Schutz für türkische Asylsuchende in Deutschland ist konsequent

Von Thomas Ludwig


Treibt mit seiner Willkürpolitik viele seiner Landsleute ins Ausland: der türkische Staatspräsident Recep Tayyip Erdogan. Foto: Adem Altan/AFPTreibt mit seiner Willkürpolitik viele seiner Landsleute ins Ausland: der türkische Staatspräsident Recep Tayyip Erdogan. Foto: Adem Altan/AFP

Osnabrück. Die Zahl der Asylsuchenden aus der Türkei steigt seit dem Putsch stetig an. Etwa jeder zweite Bewerber hat zuletzt Schutz in Deutschland erhalten. Das ist richtig so.

Realpolitik treibt bisweilen seltsame Blüten. Wenn etwa jeder zweite Asylbewerber aus der Türkei in Deutschland Schutz erhält, das Land aber auch enger Wirtschafts- und Sicherheitspartner ist, so offenbart sich darin eine für viele Deutsche unverständliche Schieflage. Tatsächlich führt an beidem kein Weg vorbei.

Natürlich muss Deutschland auch eigene Interessen beispielsweise im Handel und bei der Flüchtlingspolitik verfolgen. Widersprüche auszuhalten gehört zum politischen Geschäft.

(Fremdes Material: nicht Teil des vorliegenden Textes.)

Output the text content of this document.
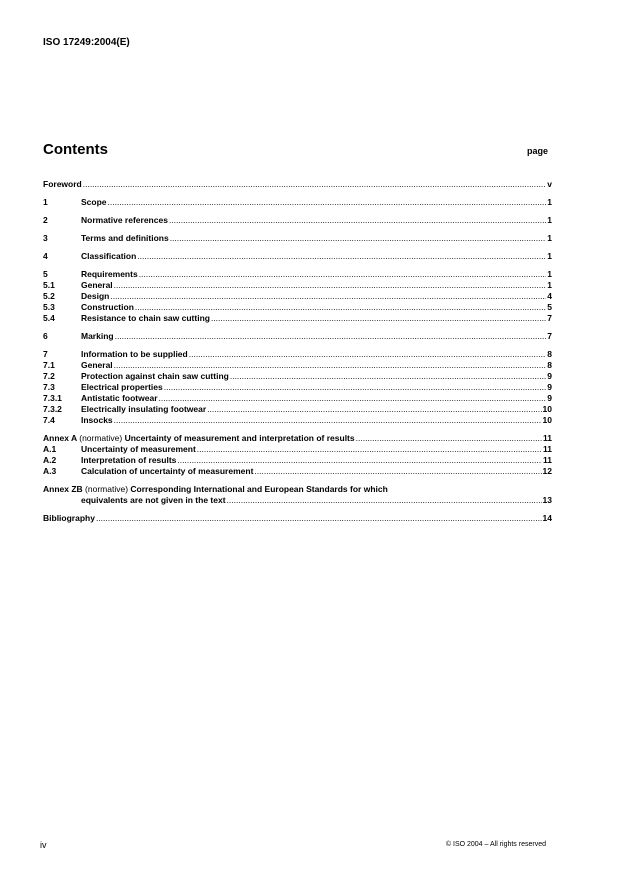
ISO 17249:2004(E)
Contents	page
Foreword .....	v
1	Scope .....	1
2	Normative references .....	1
3	Terms and definitions .....	1
4	Classification .....	1
5	Requirements .....	1
5.1	General .....	1
5.2	Design .....	4
5.3	Construction .....	5
5.4	Resistance to chain saw cutting .....	7
6	Marking .....	7
7	Information to be supplied .....	8
7.1	General .....	8
7.2	Protection against chain saw cutting .....	9
7.3	Electrical properties .....	9
7.3.1	Antistatic footwear .....	9
7.3.2	Electrically insulating footwear .....	10
7.4	Insocks .....	10
Annex A (normative) Uncertainty of measurement and interpretation of results .....	11
A.1	Uncertainty of measurement .....	11
A.2	Interpretation of results .....	11
A.3	Calculation of uncertainty of measurement .....	12
Annex ZB (normative) Corresponding International and European Standards for which
equivalents are not given in the text .....	13
Bibliography .....	14
iv	© ISO 2004 – All rights reserved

Werte müssen deshalb aber nicht gleich unter den Tisch fallen.

Bei den türkischen Kommunalwahlen im Frühjahr dürfte es vielerorts für die Regierungspartei AKP eng werden, die Polarisierung der Gesellschaft ist enorm. Deshalb muss Deutschland mit den Gegnern der Willkürpolitik von Präsident Erdogan im Dialog bleiben und die kritische Zivilgesellschaft stärken, wo es geht. Da ist es nur glaubwürdig, jenen Asyl zu bieten, die von den Häschern des Herrschers drangsaliert werden.

Tatsächlich ist niemand in der Türkei vor politischer Verfolgung sicher; nicht einmal ausländische Bürger. Erst im Herbst 2018 hat die Bundesregierung die Reisehinweise für das Land verschärft. Das zeigt: Die Türkei ist kein Rechtsstaat nach europäischem Maßstab mehr. Deshalb sollte Berlin endlich darauf drängen, die Illusion eines EU-Beitritts der Türkei als solche zu entlarven - und endlich auf ein Ende der Beitrittsverhandlungen drängen. Auch das wäre ein Akt der Glaubwürdigkeit.